(2021-Mar-15) While watching the first MiB movie with my family, it was quite clear that the character played by Will Smith at first didn’t have a clear idea about what the “galaxy is on Orion's belt” phrase really meant, {spoiler alert} only then to understand that a galaxy could be as small as a marble, containing billions of stars.
A similar idea in a database, where one table column could contain a whole universe of another subset of data, can also expand your unrestrained horizons to help you to see the potential volume of structured (or less structured) information.
I remember back in the early 2000s where an XML column type was introduced to the SQL Server, many battles were thought to discourage such idea of a complex data type within a table, where one of the main arguments was a slow performance to read/write this data.
With JSON data type (or actually a more complex text column, and in SQL Server interpretation it could be defined as VARCHAR(MAX)), I don’t have a desire to start another argument, but just try to imagine how much text data could be stored in a single column of possible 2Gb in size. It is just like a whole database in a single line of a record, isn't this exciting 🙂
Recently, Microsoft Azure Data Factory (ADF) product team delivered a new Parse transformation that can be used both for complex JSON and text delimited data: https://docs.microsoft.com/en-us/azure/data-factory/data-flow-parse.
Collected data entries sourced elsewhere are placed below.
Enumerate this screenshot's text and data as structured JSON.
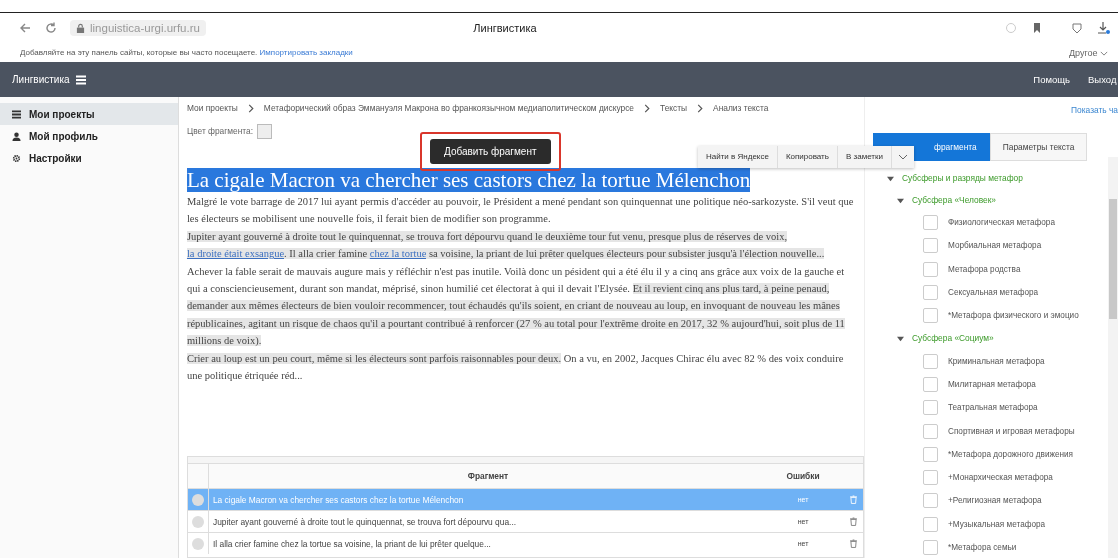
{
  "browser": {
    "url": "linguistica-urgi.urfu.ru",
    "title": "Лингвистика",
    "bookmarks_hint": "Добавляйте на эту панель сайты, которые вы часто посещаете.",
    "bookmarks_link": "Импортировать закладки",
    "other": "Другое"
  },
  "navbar": {
    "brand": "Лингвистика",
    "links": [
      "Помощь",
      "Выход"
    ]
  },
  "sidebar": {
    "items": [
      {
        "label": "Мои проекты",
        "kind": "list",
        "selected": true
      },
      {
        "label": "Мой профиль",
        "kind": "user",
        "selected": false
      },
      {
        "label": "Настройки",
        "kind": "gear",
        "selected": false
      }
    ]
  },
  "breadcrumbs": [
    "Мои проекты",
    "Метафорический образ Эммануэля Макрона во франкоязычном медиаполитическом дискурсе",
    "Тексты",
    "Анализ текста"
  ],
  "show_link": "Показать ча",
  "fragment_color_label": "Цвет фрагмента:",
  "tooltip": "Добавить фрагмент",
  "context_menu": [
    "Найти в Яндексе",
    "Копировать",
    "В заметки"
  ],
  "tabs": [
    {
      "label": "фрагмента",
      "selected": true
    },
    {
      "label": "Параметры текста",
      "selected": false
    }
  ],
  "document": {
    "title": "La cigale Macron va chercher ses castors chez la tortue Mélenchon",
    "title_selected": true,
    "paragraphs": [
      [
        {
          "text": "Malgré le vote barrage de 2017 lui ayant permis d'accéder au pouvoir, le Président a mené pendant son quinquennat une politique néo-sarkozyste. S'il veut que les électeurs se mobilisent une nouvelle fois, il ferait bien de modifier son programme.",
          "highlighted": false,
          "link": false
        }
      ],
      [
        {
          "text": "Jupiter ayant gouverné à droite tout le quinquennat, se trouva fort dépourvu quand le deuxième tour fut venu, presque plus de réserves de voix, ",
          "highlighted": true,
          "link": false
        },
        {
          "text": "la droite était exsangue",
          "highlighted": true,
          "link": true
        },
        {
          "text": ". Il alla crier famine ",
          "highlighted": true,
          "link": false
        },
        {
          "text": "chez la tortue",
          "highlighted": true,
          "link": true
        },
        {
          "text": " sa voisine, la priant de lui prêter quelques électeurs pour subsister jusqu'à l'élection nouvelle...",
          "highlighted": true,
          "link": false
        }
      ],
      [
        {
          "text": "Achever la fable serait de mauvais augure mais y réfléchir n'est pas inutile. Voilà donc un pésident qui a été élu il y a cinq ans grâce aux voix de la gauche et qui a consciencieusement, durant son mandat, méprisé, sinon humilié cet électorat à qui il devait l'Elysée. ",
          "highlighted": false,
          "link": false
        },
        {
          "text": "Et il revient cinq ans plus tard, à peine penaud, demander aux mêmes électeurs de bien vouloir recommencer, tout échaudés qu'ils soient, en criant de nouveau au loup, en invoquant de nouveau les mânes républicaines, agitant un risque de chaos qu'il a pourtant contribué à renforcer (27 % au total pour l'extrême droite en 2017, 32 % aujourd'hui, soit plus de 11 millions de voix).",
          "highlighted": true,
          "link": false
        }
      ],
      [
        {
          "text": "Crier au loup est un peu court, même si les électeurs sont parfois raisonnables pour deux.",
          "highlighted": true,
          "link": false
        },
        {
          "text": " On a vu, en 2002, Jacques Chirac élu avec 82 % des voix conduire une politique étriquée réd...",
          "highlighted": false,
          "link": false
        }
      ]
    ]
  },
  "table": {
    "columns": [
      "Фрагмент",
      "Ошибки"
    ],
    "rows": [
      {
        "fragment": "La cigale Macron va chercher ses castors chez la tortue Mélenchon",
        "errors": "нет",
        "selected": true
      },
      {
        "fragment": "Jupiter ayant gouverné à droite tout le quinquennat, se trouva fort dépourvu qua...",
        "errors": "нет",
        "selected": false
      },
      {
        "fragment": "Il alla crier famine chez la tortue sa voisine, la priant de lui prêter quelque...",
        "errors": "нет",
        "selected": false
      }
    ]
  },
  "tree": {
    "label": "Субсферы и разряды метафор",
    "expanded": true,
    "children": [
      {
        "label": "Субсфера «Человек»",
        "expanded": true,
        "children": [
          {
            "label": "Физиологическая метафора",
            "checked": false
          },
          {
            "label": "Морбиальная метафора",
            "checked": false
          },
          {
            "label": "Метафора родства",
            "checked": false
          },
          {
            "label": "Сексуальная метафора",
            "checked": false
          },
          {
            "label": "*Метафора физического и эмоцио",
            "checked": false
          }
        ]
      },
      {
        "label": "Субсфера «Социум»",
        "expanded": true,
        "children": [
          {
            "label": "Криминальная метафора",
            "checked": false
          },
          {
            "label": "Милитарная метафора",
            "checked": false
          },
          {
            "label": "Театральная метафора",
            "checked": false
          },
          {
            "label": "Спортивная и игровая метафоры",
            "checked": false
          },
          {
            "label": "*Метафора дорожного движения",
            "checked": false
          },
          {
            "label": "+Монархическая метафора",
            "checked": false
          },
          {
            "label": "+Религиозная метафора",
            "checked": false
          },
          {
            "label": "+Музыкальная метафора",
            "checked": false
          },
          {
            "label": "*Метафора семьи",
            "checked": false
          }
        ]
      }
    ]
  }
}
So, I decided before using it in a real project to give it try and test on a simple JSON data set, and that’s why I named my post this way.
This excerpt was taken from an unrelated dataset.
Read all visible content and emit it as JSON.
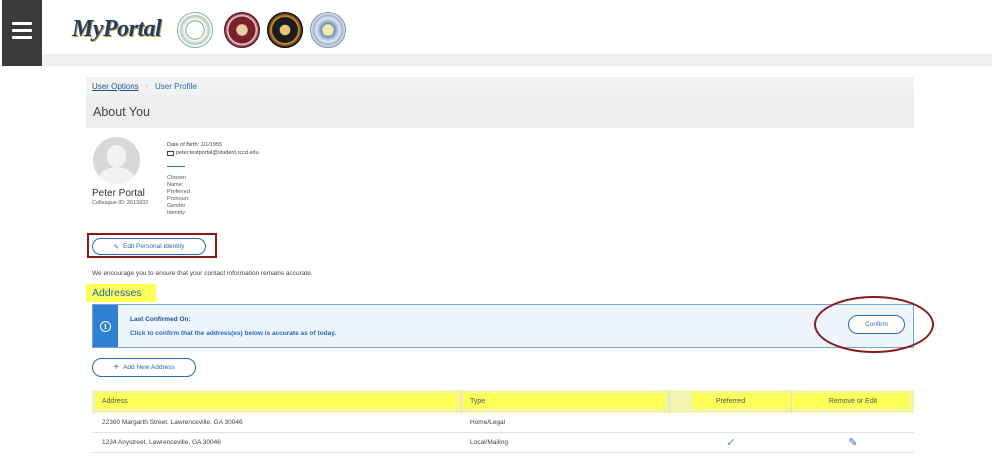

The original JSON sample data set has been found here: https://opensource.adobe.com/Spry/samples/data_region/JSONDataSetSample.html
I have already used it in my attempt to expand/flatten/explode a JSON dataset with the help of Flatten data transformation, now it’s time to see what I can do with the Parsing ADF capability: http://datanrg.blogspot.com/2020/03/transforming-json-to-csv-with-help-of.html.
Originally, if a sourcing dataset is interpreted (or presented) for ADF as JSON data, then this dataset could be easily flattened into a table with two steps to (1) Flatten JSON Toppings first and then (2) Flatten more complex JSON Batters data element, as well carrying other regular id, type, name, and ppu data attributes.
When you push your data workload and its dataset is not entirely JSON formatted (e.g. a regular table, with one or more JSON formatted columns), then this new Parse data transformation becomes very practical.
Looking at the same JSON data as a text column we would need to make a few more additional steps: (1) Parse this JSON data column, then (2) expand the Toppings by Flatten transformation, (3) Parse JSON Topping and Batters, (4) Flatten JSON array of batter and then finally (5) Parse the expanded JSON batter set of attributes. It looks easy, let’s see how it works in reality.
(1) Parse JSON data column
Transformation settings
Then in the Parse settings, I have to configure my output column in this way:
Output dataset
Data Preview
(2) Flatten Toppings
Transformation settings
Output dataset
Data Preview
(3) Parse JSON Topping and Batters
Following the expansion (or flattening) of the json_topping, it was quite noticeable that I could use the same Parse transformation to get explicitly extract the id and type of my JSON topping construction. Since the Parse transformation allows me to chose multiple columns, there was nothing wrong to add the extraction of the batter JSON elements from its JSON batters parents as well.
Transformation settings
Output dataset
Data Preview
(4) Flatten JSON Batter
Transformation settings
Output dataset
Data Preview
(5) Parse JSON Batter
Transformation settings
Output dataset
Data Preview
Summary (or things to remind me next time I work with Parse in ADF)
- JSON settings (Single document, Document per line, Array of documents) at each Parse transformation is VERY important to define whether your files contain a single JSON, multiple JSONs in separate lines, or in an array format. I've had multiple errors when this setting wasn't set correctly.
- Not to forget to give different column names at each transformation step (and this is applicable to both Parse & Flatten); I had several Spark error messages when similar sourcing and output columns were colliding with each other.
- It helps to do a data profiling first before parsing it, it will help to plan your transformations steps.
- Sometimes Parsing in ADF was a bit slower than I expected even on a small dataset.
- Will I use Parse in ADF? Yes: it works well with simple JSON elements. Will I use with more complex JSON structure, like arrays? Maybe: I still need to do more testing to see how it works on a large dataset.